第1章 死にたがりに口づけを
「…天使?」
白い翼、頭上に光輪を持つ美しい少年の姿を見て、女は驚いたように目を見張った。
女の目に映る美しい少年——天使の悪魔は、どこか不機嫌そうに彼女に視線を向ける。女を見やり、歳の頃二十代前半といったところか、と見当をつける。つけたところで特に意味はないが。
お気に入りの場所で景色を眺めようとしただけなのに、邪魔な存在がいることに、天使の悪魔は苛立ちを隠しきれなかった。
屋上のフェンスを越えた先で、風が吹けば折れてしまいそうな細い枝のように、女は今にも倒れそうなほどか細い足で立っている。
これから死のうとしている人間を、わざわざ止める気はない。
自分でその結論に至ったのなら、勝手にそうすればいい。
それに、止めようとすれば、触れたものの寿命を吸い取る能力で、結果的に自殺に加担することになる。
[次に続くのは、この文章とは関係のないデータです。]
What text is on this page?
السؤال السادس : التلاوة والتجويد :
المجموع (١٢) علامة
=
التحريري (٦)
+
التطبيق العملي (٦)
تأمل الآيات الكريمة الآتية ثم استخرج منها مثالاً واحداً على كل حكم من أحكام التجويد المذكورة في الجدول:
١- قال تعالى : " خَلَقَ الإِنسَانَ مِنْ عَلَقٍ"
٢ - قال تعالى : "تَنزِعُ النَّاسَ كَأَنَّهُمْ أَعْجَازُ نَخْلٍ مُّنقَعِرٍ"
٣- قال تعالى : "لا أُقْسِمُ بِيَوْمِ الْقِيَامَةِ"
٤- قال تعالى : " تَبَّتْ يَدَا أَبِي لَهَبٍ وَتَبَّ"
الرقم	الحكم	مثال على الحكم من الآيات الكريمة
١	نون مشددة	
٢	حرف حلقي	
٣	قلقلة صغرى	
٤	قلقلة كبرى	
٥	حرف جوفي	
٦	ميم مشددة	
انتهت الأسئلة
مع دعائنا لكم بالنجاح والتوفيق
そう考え、天使の悪魔はその女をただ見守ることにした。
しかし、女は天使の悪魔の姿に視線を固定したまま動こうとしない。
「…飛び降りないの?」
そう問いかけても、女は答えなかった。
「いいなぁ。死ねたらさぞ楽だろうね」
鋭い双眸が、天使の悪魔をキッと睨みつける。
女には嘲りに聞こえたようだが、天使の悪魔にとっては本音でもあった。
すると、ふいに女はフェンスを跨いで戻り始めた。下着が見えるのもお構いなしに、スカートでガシャガシャとフェンスをよじ登っている。天使の悪魔は目のやり場に困り、近くの薄汚れた雑居ビルへと視線を逸らした。
「やめるの?」
「うん」
「どうして?」
女はぴょんとフェンスから下りて、屋内へと繋がるドアへ向かう。そして、振り向きざまに言い放った。
「なんか、余興で死ぬのって癪だから」
これが、天使の悪魔と民間人のとある女との出会いだった。